"Aaaooowwww ... Aaaooowwww..."
Jurek jumped up and ran for dear life. He crossed the yard and burst into the farmhouse. The last embers in the stove threw some light on the floor. He sat shaking with fear. The creak of the door woke the farmer, who stepped out of the bedroom. Seeing the apparition in white by the stove, he crossed himself fearfully and exclaimed, "Mama! What are you doing here?"
Several days previously, it seemed, the farmer's mother had died. Now he was sure he was looking at her ghost.
"It's just me," Jurek said. "Jurek Staniak."
The farmer grabbed him, hit him, and threw him from the house. "Go to sleep!" he yelled.
Jurek returned reluctantly to the hayloft. He was wide awake. Groping his way to his bed of straw, he found his pants, took Werner's lighter from a pocket, and lit it. Two cats were lying on his blanket. He crept under it with both of them, repeating out loud in as deep a voice as he could muster, "Mama! What are you doing here?"
He burst into laughter.
The next morning, seeing the farmer and his younger daughter near a wheelbarrow of mash for the pigs, he went up and asked for work.
"How can you work with one arm?" the farmer asked.
"I can do anything. Whatever you need done."
"Can you push this wheelbarrow to the pigsty?" the farmer asked.

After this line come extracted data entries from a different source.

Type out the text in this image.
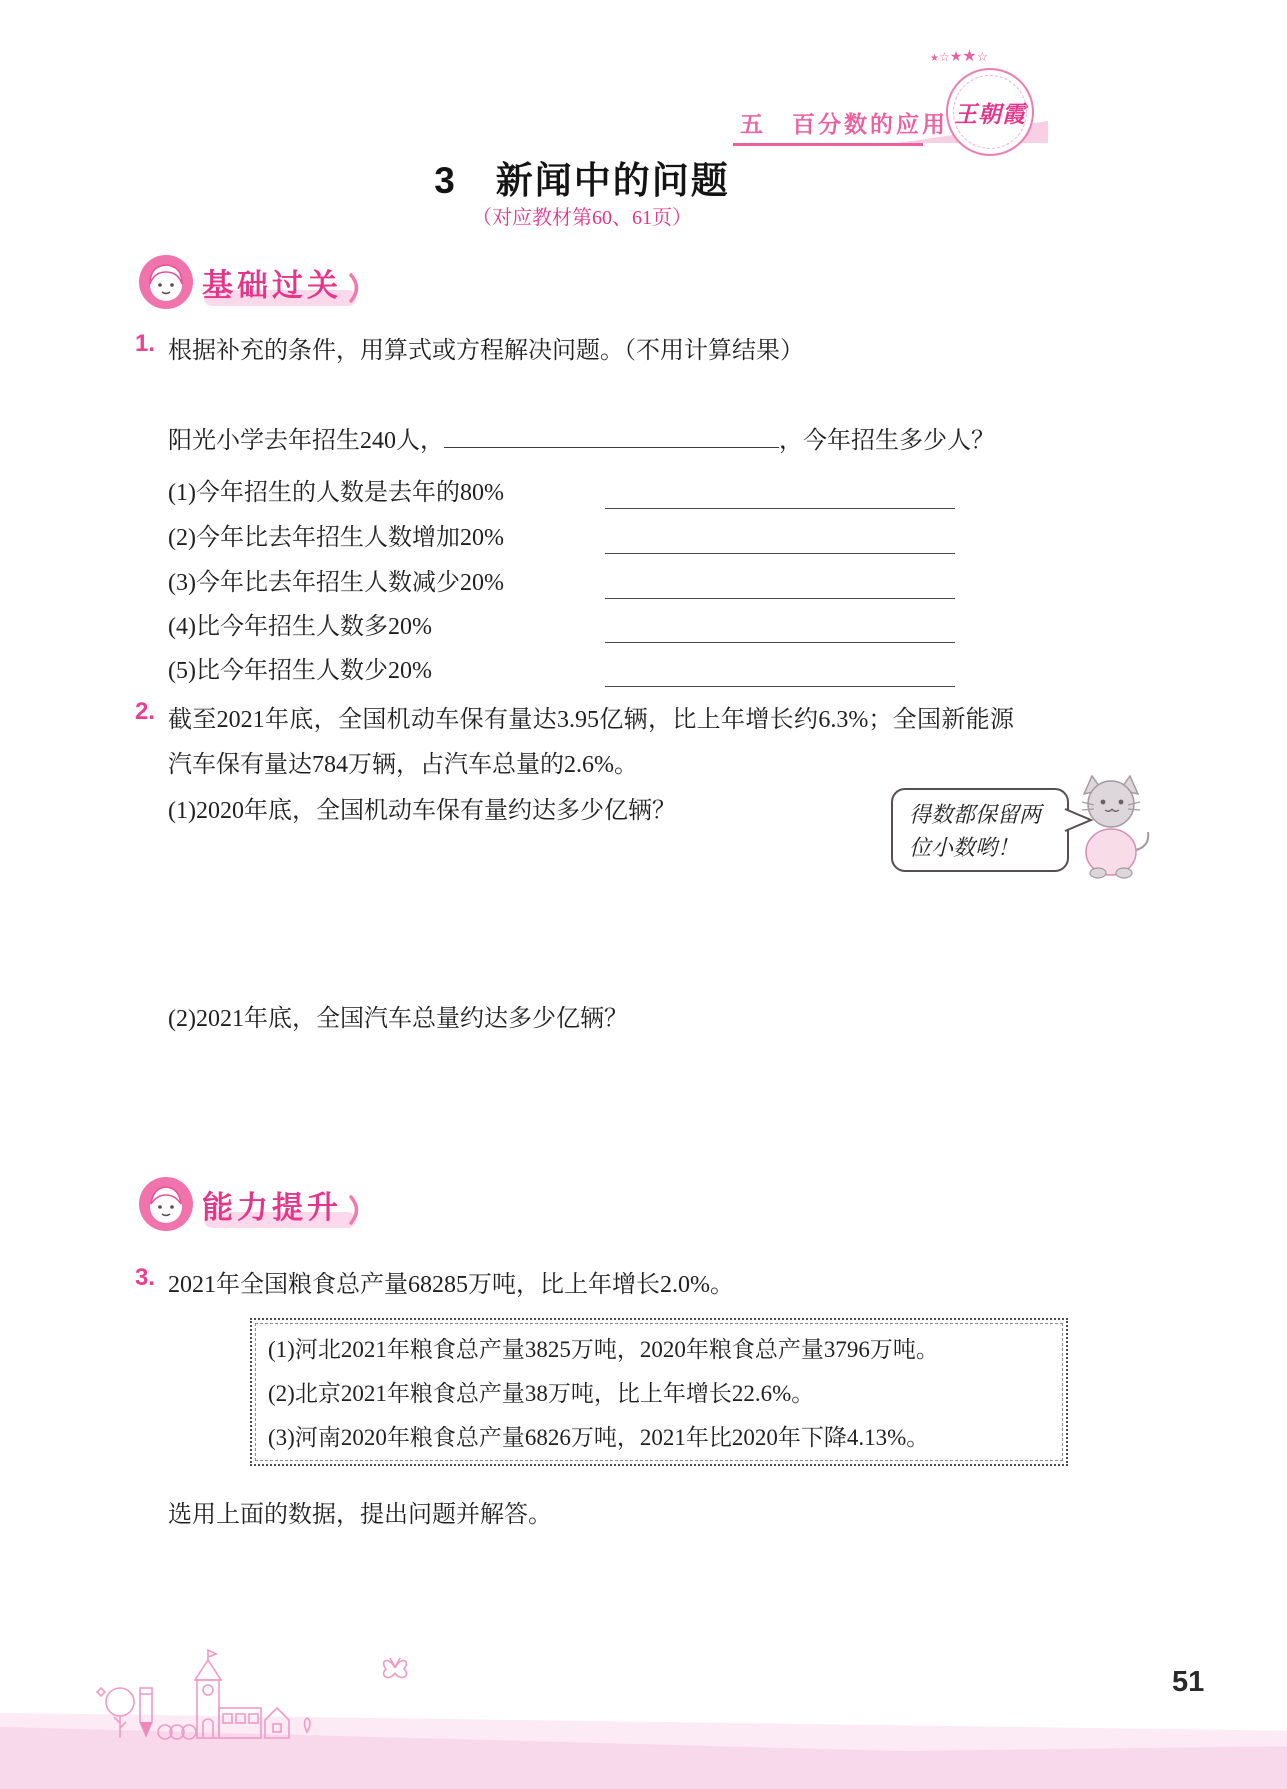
五　百分数的应用
★☆★★☆
王朝霞
3　新闻中的问题
（对应教材第60、61页）
基础过关
1. 根据补充的条件，用算式或方程解决问题。（不用计算结果）
阳光小学去年招生240人，	，今年招生多少人？
(1)今年招生的人数是去年的80%
(2)今年比去年招生人数增加20%
(3)今年比去年招生人数减少20%
(4)比今年招生人数多20%
(5)比今年招生人数少20%
2. 截至2021年底，全国机动车保有量达3.95亿辆，比上年增长约6.3%；全国新能源汽车保有量达784万辆，占汽车总量的2.6%。
(1)2020年底，全国机动车保有量约达多少亿辆？	得数都保留两
位小数哟！
(2)2021年底，全国汽车总量约达多少亿辆？
能力提升
3. 2021年全国粮食总产量68285万吨，比上年增长2.0%。
(1)河北2021年粮食总产量3825万吨，2020年粮食总产量3796万吨。
(2)北京2021年粮食总产量38万吨，比上年增长22.6%。
(3)河南2020年粮食总产量6826万吨，2021年比2020年下降4.13%。
选用上面的数据，提出问题并解答。
51
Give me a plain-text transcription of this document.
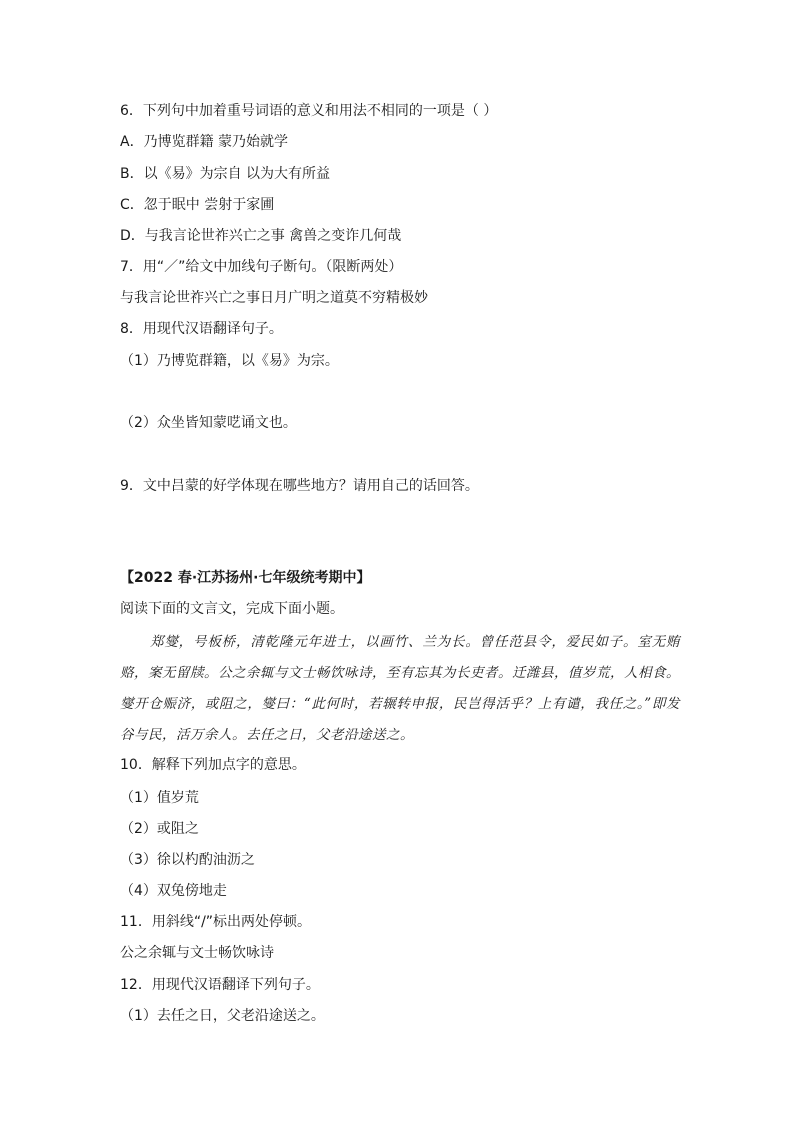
6．下列句中加着重号词语的意义和用法不相同的一项是（ ）
A．乃博览群籍 蒙乃始就学
B．以《易》为宗自 以为大有所益
C．忽于眠中 尝射于家圃
D．与我言论世祚兴亡之事 禽兽之变诈几何哉
7．用“／”给文中加线句子断句。（限断两处）
与我言论世祚兴亡之事日月广明之道莫不穷精极妙
8．用现代汉语翻译句子。
（1）乃博览群籍，以《易》为宗。
（2）众坐皆知蒙呓诵文也。
9．文中吕蒙的好学体现在哪些地方？请用自己的话回答。
【2022 春·江苏扬州·七年级统考期中】
阅读下面的文言文，完成下面小题。

郑燮，号板桥，清乾隆元年进士，以画竹、兰为长。曾任范县令，爱民如子。室无贿赂，案无留牍。公之余辄与文士畅饮咏诗，至有忘其为长吏者。迁潍县，值岁荒，人相食。燮开仓赈济，或阻之，燮曰：“此何时，若辗转申报，民岂得活乎？上有谴，我任之。”即发谷与民，活万余人。去任之日，父老沿途送之。

10．解释下列加点字的意思。
（1）值岁荒
（2）或阻之
（3）徐以杓酌油沥之
（4）双兔傍地走
11．用斜线“/”标出两处停顿。
公之余辄与文士畅饮咏诗
12．用现代汉语翻译下列句子。
（1）去任之日，父老沿途送之。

"Sure," Jurek said. "I'll show you."
He took his rope, doubled it, measured off the distance from his right shoulder to the handle of the wheelbarrow, made a sheepshank with the help of his feet, and looped one end of the rope around the handle and the other over the shoulder. He now had a second arm. The farmer and his daughter watched curiously. Jurek seized the other handle with his good arm and straightened up. Although he had never done it before, he managed to keep the wheelbarrow on an even keel while pushing it safely over the planks to the pigsty.
"Papa, let's take him," the girl said.
"No," the farmer replied. "What you just did was impressive, but I need someone with two hands."
"I'll help him," said the girl.
"You'd better remember you said that, Marina," her father told her.
He turned to Jurek.
"Take that bucket and fill the trough."
14. Marina and Grzegorz
Stanislaw Boguta didn't give Jurek special consideration for being without an arm. He treated him like any boy given food and board for his labor. He assigned him every kind of chore and hit him when he did something wrong. Without intending to, he helped Jurek in his struggle to be normal.
When Jurek kept complaining about the sound of the rain on the roof, Marina and her mother cleared part of the hayrack in the barn for him. Reached by rungs on the wall, it was high enough above the floor to keep the cows from getting at it. The warmth they gave off was a natural heating system. Jurek took the two cats from the hayloft, and they continued to sleep with him.
He soon realized that Marina was her mother's favorite. Clara, the oldest daughter, was closer to her father. Perhaps this was why all eyes were on Pani Boguta when she served the meat at Sunday dinner. Yet try as she might to give everyone the same size portion, Clara would angrily declare, "You've gone and given Marina the best part again!"
Marina would switch her plate with Clara's, and Clara would angrily snatch her plate back again.
Stanislaw Boguta was bored by the winter days, on which there was little to do. Tired of making the rounds of the house and yard to find something for his daughters and Jurek to do, he would harness the horse to a sled if the farm was not snowed in and drive into town to sit with his friends in the tavern.
This left Clara in charge. She never allowed Jurek to go play with the village boys before he had finished all his chores—feeding the pigs and chickens, collecting the eggs, giving the cows and horses fresh hay—and would invent new tasks if she thought he had finished too soon.
"Go chop some wood, Jurek," she might say.
Although he could chop wood with one arm, it took him a long time.
"Aren't you done yet?" she would ask.
"Leave him alone," Marina would say, coming to his defense.
"Now sort potatoes."
Jurek went to the storeroom to sort potatoes. Clara came, took a look, and berated him for a careless job. He sorted them again and tried slipping away when he was done, but she was waiting for him outside.
"Go fetch some firewood!"
Not having two arms for the wood, he tied it with a rope and carried it on his back. One day a poorly tied knot came apart and the wood fell in the snow. Marina hurried out to help Jurek pick it up and bring it into the house. Then, while Clara watched disapprovingly, she told him he was free.
"Clara hates everyone because she's not married," she said to him with a giggle.